The 92nd talk about the transformations and state management in sparkstreming

Source: Internet
Author: User
Tags shuffle

Contents of this issue:

Transforamtions in 1.SparkStreaming

State management in 2.SparkStreaming

I. Dstream is an abstraction above an RDD, Dstream and time together constantly triggering an instance of the RDD, and it can be said that our operation on Dstream initially defines the operation of the RDD, Just the interval that takes time is internalbatch to activate the template, to generate concrete instances of the RDD and the specific job.

Two. We encourage repartition, more to turn more partition into less partition, to defragment the flow of debris, and we are less encouraged to turn less partition into more partion because it involves shuffle.

Three. Dstream is a discrete stream, the discrete flow is not state, in addition to calculate each time interval to produce a job, we also need to calculate the last 10 minutes or half an hour, so this time we need to maintain this state. Background Spark provides a function Updatestatebykey (func) that specifically maintains this state, which is based on key, and we can maintain multiple states. Because you can make each time interval as a state, for example, every second as a state, I counted the past 10 minutes or half an hour. The update of the value is the Func function passed in.

Four. Transform

Transform (func)

Return a new DStream by applying a rdd-to-rdd function to every RDD of the source DStream. This can is used to does arbitrary RDD operations on the DStream.

The logic of programming is acting on the RDD

The transform operation allows arbitrary RDD and RDD operations to be applied to the dstream. He can make these rdd not easily exposed to DSTREAMAPI. For example, let two batch generate join operation without exposing to DSTREAMAPI, then you can easily use transform to do this. This will be very useful, for example, to be able to clean up real-time data by filtering out incoming data streams and pre-computed spam.

Five. Updatebykey

Updatestatebykey (func)

Return a new ' state ' DStream where the state for each key was updated by applying the given function on the previous state The key and the new values for the key. This can is used to maintain arbitrary state data for each key.

The Updaestatebykey operation allows you to maintain any state that is constantly updated through new information. You must follow two steps to use this function

1. Define a state: This state can be any type of data

2. Define a status update function: How to update a state using the old state and the new state generated from a data stream.

Six.
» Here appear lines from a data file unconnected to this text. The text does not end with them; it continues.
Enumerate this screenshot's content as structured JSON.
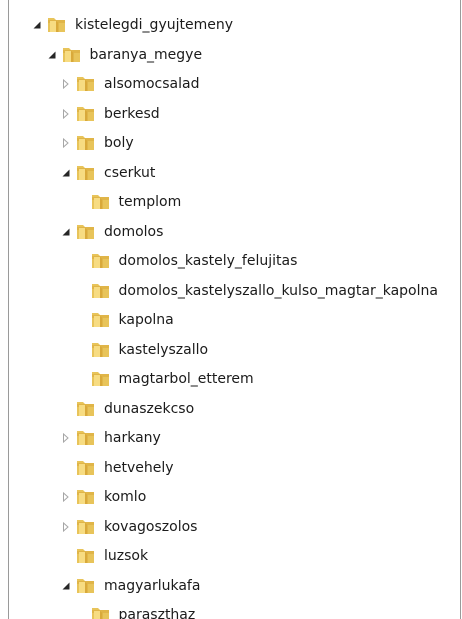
{
  "tree": {
    "items": [
      {
        "label": "kistelegdi_gyujtemeny",
        "level": 0,
        "state": "expanded",
        "icon": "folder-icon"
      },
      {
        "label": "baranya_megye",
        "level": 1,
        "state": "expanded",
        "icon": "folder-icon"
      },
      {
        "label": "alsomocsalad",
        "level": 2,
        "state": "collapsed",
        "icon": "folder-icon"
      },
      {
        "label": "berkesd",
        "level": 2,
        "state": "collapsed",
        "icon": "folder-icon"
      },
      {
        "label": "boly",
        "level": 2,
        "state": "collapsed",
        "icon": "folder-icon"
      },
      {
        "label": "cserkut",
        "level": 2,
        "state": "expanded",
        "icon": "folder-icon"
      },
      {
        "label": "templom",
        "level": 3,
        "state": "leaf",
        "icon": "folder-icon"
      },
      {
        "label": "domolos",
        "level": 2,
        "state": "expanded",
        "icon": "folder-icon"
      },
      {
        "label": "domolos_kastely_felujitas",
        "level": 3,
        "state": "leaf",
        "icon": "folder-icon"
      },
      {
        "label": "domolos_kastelyszallo_kulso_magtar_kapolna",
        "level": 3,
        "state": "leaf",
        "icon": "folder-icon"
      },
      {
        "label": "kapolna",
        "level": 3,
        "state": "leaf",
        "icon": "folder-icon"
      },
      {
        "label": "kastelyszallo",
        "level": 3,
        "state": "leaf",
        "icon": "folder-icon"
      },
      {
        "label": "magtarbol_etterem",
        "level": 3,
        "state": "leaf",
        "icon": "folder-icon"
      },
      {
        "label": "dunaszekcso",
        "level": 2,
        "state": "leaf",
        "icon": "folder-icon"
      },
      {
        "label": "harkany",
        "level": 2,
        "state": "collapsed",
        "icon": "folder-icon"
      },
      {
        "label": "hetvehely",
        "level": 2,
        "state": "leaf",
        "icon": "folder-icon"
      },
      {
        "label": "komlo",
        "level": 2,
        "state": "collapsed",
        "icon": "folder-icon"
      },
      {
        "label": "kovagoszolos",
        "level": 2,
        "state": "collapsed",
        "icon": "folder-icon"
      },
      {
        "label": "luzsok",
        "level": 2,
        "state": "leaf",
        "icon": "folder-icon"
      },
      {
        "label": "magyarlukafa",
        "level": 2,
        "state": "expanded",
        "icon": "folder-icon"
      },
      {
        "label": "paraszthaz",
        "level": 3,
        "state": "leaf",
        "icon": "folder-icon"
      }
    ]
  },
  "colors": {
    "folder_body": "#e8c45a",
    "folder_tab": "#d9a93a",
    "folder_front": "#f7dc82",
    "expanded_arrow": "#262626",
    "collapsed_arrow": "#a6a6a6"
  }
}
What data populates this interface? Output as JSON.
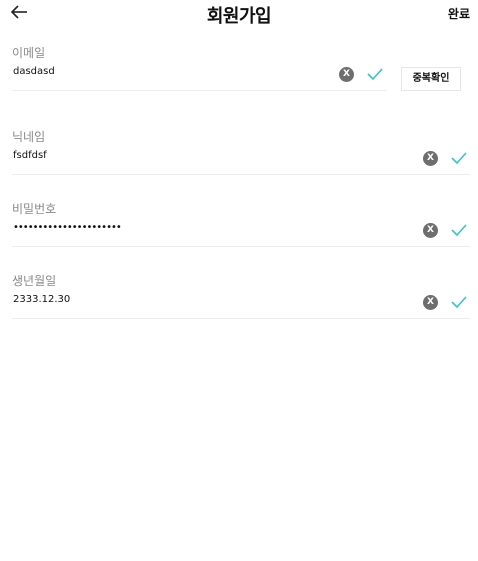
{
  "header": {
    "title": "회원가입",
    "done_label": "완료"
  },
  "fields": {
    "email": {
      "label": "이메일",
      "value": "dasdasd",
      "check_button": "중복확인"
    },
    "nickname": {
      "label": "닉네임",
      "value": "fsdfdsf"
    },
    "password": {
      "label": "비밀번호",
      "value": "••••••••••••••••••••••"
    },
    "birthdate": {
      "label": "생년월일",
      "value": "2333.12.30"
    }
  },
  "icons": {
    "back": "arrow-left-icon",
    "clear": "clear-circle-icon",
    "valid": "check-icon",
    "clear_glyph": "X"
  },
  "colors": {
    "check": "#33c3d3",
    "clear_bg": "#6e6e6e"
  }
}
Forecachrdd (func)

Foreachrdd (func)

The most generic output operator This applies a function, func, to each of the RDD generated from the stream. This function should push the external system, such as saving the "Rdd to files," or writing it over The network to a database. Note that the function func are executed in the driver process running the streaming application, and would usually With the RDD actions in it, would force the computation of the streaming RDDs.
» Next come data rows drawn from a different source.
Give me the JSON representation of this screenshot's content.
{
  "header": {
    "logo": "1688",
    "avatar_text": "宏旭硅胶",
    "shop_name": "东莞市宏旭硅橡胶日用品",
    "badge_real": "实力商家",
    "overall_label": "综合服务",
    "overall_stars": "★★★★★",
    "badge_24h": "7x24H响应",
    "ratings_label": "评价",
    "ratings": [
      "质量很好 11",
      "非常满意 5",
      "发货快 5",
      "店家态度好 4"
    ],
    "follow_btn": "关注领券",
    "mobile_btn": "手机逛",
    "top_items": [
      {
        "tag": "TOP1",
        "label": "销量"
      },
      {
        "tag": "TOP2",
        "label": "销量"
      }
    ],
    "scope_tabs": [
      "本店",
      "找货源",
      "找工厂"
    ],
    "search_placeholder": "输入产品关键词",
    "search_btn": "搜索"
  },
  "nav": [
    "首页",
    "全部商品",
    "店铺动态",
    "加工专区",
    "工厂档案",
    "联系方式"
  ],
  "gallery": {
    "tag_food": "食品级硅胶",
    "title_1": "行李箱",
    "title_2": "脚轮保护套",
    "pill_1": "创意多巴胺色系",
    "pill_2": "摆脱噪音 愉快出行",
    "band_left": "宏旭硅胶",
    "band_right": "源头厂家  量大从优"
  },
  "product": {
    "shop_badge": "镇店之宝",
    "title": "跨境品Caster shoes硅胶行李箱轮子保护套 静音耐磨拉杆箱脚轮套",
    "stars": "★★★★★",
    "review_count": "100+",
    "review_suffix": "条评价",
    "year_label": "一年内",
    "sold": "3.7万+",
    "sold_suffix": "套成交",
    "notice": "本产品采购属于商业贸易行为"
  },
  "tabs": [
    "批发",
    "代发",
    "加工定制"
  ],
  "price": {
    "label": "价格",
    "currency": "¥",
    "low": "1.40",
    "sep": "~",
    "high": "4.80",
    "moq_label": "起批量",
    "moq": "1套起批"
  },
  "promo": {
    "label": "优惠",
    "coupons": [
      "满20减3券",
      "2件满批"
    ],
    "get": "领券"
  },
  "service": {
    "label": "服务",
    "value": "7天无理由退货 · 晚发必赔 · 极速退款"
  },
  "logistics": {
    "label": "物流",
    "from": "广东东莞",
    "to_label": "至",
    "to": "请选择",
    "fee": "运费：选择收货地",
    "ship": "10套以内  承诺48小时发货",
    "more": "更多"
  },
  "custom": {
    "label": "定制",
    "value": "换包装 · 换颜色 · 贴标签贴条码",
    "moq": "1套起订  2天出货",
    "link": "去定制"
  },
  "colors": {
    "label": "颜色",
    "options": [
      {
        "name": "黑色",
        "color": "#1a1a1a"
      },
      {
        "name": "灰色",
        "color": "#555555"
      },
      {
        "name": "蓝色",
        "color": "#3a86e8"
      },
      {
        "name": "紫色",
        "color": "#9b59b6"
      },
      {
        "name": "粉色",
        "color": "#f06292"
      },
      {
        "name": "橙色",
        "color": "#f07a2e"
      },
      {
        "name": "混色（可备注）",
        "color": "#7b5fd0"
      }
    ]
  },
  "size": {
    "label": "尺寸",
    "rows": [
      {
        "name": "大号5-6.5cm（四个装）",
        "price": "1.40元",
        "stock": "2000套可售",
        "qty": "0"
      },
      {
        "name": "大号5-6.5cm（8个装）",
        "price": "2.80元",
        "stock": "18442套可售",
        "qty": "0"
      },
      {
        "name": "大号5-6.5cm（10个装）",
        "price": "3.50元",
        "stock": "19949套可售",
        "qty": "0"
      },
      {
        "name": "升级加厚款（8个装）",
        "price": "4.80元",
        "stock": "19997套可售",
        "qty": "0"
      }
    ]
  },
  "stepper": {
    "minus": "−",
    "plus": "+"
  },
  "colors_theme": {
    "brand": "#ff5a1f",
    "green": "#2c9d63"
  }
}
Mapwithstate improves streaming state management performance by more than 10 times times

The function func in Foreachrdd (func) is acting on the last Rdd, which is the result of the RDD, if the RDD has no data, there is no need to operate, Foreachrdd () can write the data in the redis/hbase/database/ In the specific file, Foreachrdd is executed in the driver program, and Func is the action.

Seven. Updatestatebykey

Cogroupedrdd = Parentrdd.cogroup (Prevstaterddpartitioner)Staterdd = Cogroupedrdd.mappartitions (finalfuncpreservepartitioning)Some(Staterdd)

Cogroup is the bottleneck of performance, all the old data, the past data are cogroup operation, even if the new data Pairedrdd only one record, but also all the old records to be cogroup operation. It's quite time-consuming. In theory, only the corresponding key and history of the record corresponding to the key in the update operation, and it updates all, 99% of the time is wasted and consumed. Performance is very low. will also produce shuffle. The mapwithstate below only updates what you have to update, so it greatly improves performance.
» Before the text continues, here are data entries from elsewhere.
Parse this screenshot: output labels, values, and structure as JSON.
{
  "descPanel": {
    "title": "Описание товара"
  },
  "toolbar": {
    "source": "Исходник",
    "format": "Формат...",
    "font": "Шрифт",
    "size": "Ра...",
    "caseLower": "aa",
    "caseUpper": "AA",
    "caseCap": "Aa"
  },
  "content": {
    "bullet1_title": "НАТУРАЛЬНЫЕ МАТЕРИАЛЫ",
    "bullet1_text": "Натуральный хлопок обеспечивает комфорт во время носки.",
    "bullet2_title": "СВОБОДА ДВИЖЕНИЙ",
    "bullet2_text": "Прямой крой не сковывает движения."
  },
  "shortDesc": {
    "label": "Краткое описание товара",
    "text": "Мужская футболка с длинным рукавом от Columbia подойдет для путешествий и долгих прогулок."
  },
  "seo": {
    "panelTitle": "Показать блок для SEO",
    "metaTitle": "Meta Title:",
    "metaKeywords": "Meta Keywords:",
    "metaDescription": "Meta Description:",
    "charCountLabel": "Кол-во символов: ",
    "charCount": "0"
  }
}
Mapwithstate only need to update you have to update, there is no need to update all records, the official promotion of this API will be the flow of state management performance increased by more than 10 times times.

The 92nd talk about the transformations and state management in sparkstreming

Contact Us

The content source of this page is from Internet, which doesn't represent Alibaba Cloud's opinion; products and services mentioned on that page don't have any relationship with Alibaba Cloud. If the content of the page makes you feel confusing, please write us an email, we will handle the problem within 5 days after receiving your email.

If you find any instances of plagiarism from the community, please send an email to: info-contact@alibabacloud.com and provide relevant evidence. A staff member will contact you within 5 working days.

A Free Trial That Lets You Build Big!

Start building with 50+ products and up to 12 months usage for Elastic Compute Service

  • Sales Support

    1 on 1 presale consultation

  • After-Sales Support

    24/7 Technical Support 6 Free Tickets per Quarter Faster Response

  • Alibaba Cloud offers highly flexible support services tailored to meet your exact needs.